ジョギングをしながら、あなたのことを思い出した。
ジョギングは、最初のうちは苦しい。
あるところで、急に、楽になる。
セカンド・ウインド。
第2の呼吸。
今までのしんどさはなんだったのか分からないくらい、走るのが楽になる。
さっきまで、誰かが後ろで引っ張っていた感じだったのが、後ろから誰かが押してくれる感じになる。
体が、軽い。
セカンド・ウインドの感覚こそ、あなたが教えてくれた感覚。
今まで、息を止めていた第2の呼吸を味わえる。
これまで、続かなかったジョギングをするようになったのも、セカンド・ウインドを感じたいから。
セカンド・ウインドを通して、あなたを感じたいから。
背の高い女の子が、走っている。
スラリと伸びた首で、ポニーテールが揺れている。
外国人かなと思った。
日本人だった。
奇麗な女の子も好きだけど、奇麗な走りも好き。
彼女も、あなたを感じるために、セカンド・ウインドに向かってるのかなと、想像してしまう。

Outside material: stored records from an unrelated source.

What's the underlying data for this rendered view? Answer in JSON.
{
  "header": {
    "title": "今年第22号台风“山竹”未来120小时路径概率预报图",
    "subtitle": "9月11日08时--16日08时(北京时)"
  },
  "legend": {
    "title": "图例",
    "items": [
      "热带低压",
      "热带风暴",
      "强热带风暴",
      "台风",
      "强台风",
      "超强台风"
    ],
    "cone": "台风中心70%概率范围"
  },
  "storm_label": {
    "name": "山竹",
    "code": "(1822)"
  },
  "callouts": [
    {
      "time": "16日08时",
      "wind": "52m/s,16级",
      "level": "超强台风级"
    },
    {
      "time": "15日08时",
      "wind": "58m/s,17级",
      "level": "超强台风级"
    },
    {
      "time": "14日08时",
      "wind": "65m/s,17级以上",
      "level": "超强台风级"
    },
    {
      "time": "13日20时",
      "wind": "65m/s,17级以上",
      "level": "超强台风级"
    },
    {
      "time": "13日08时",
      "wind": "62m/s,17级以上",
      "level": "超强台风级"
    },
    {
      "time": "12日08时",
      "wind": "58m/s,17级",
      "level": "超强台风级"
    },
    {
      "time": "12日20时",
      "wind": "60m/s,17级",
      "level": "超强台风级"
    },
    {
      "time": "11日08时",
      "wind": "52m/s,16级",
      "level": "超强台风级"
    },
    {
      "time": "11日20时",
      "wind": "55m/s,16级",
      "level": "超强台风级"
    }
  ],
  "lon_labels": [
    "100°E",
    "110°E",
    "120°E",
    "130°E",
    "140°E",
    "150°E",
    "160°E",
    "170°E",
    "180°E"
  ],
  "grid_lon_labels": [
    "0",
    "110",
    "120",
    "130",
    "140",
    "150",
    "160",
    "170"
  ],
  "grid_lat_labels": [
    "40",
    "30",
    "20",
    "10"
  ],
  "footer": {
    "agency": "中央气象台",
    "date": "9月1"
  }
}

もしかしたら、もうすでに、セカンド・ウインドの恍惚を味わっている最中かもしれない。
ジョギングしているのだから、少しぐらい息遣いが荒くなっても、感じているって、ばれないし。
ジョギングって、そう考えると、セクシー。
苦しくなってきた。
これが、セカンド・ウインドを吸う前兆。
どんどん、上り詰めていく。
セカンド・ウインドも好きだけど、セカンド・ウインドに向かう上り坂が好き。
止めていた息を、水の中から水面に上がって、思い切り吸う。
今、あなたを感じている。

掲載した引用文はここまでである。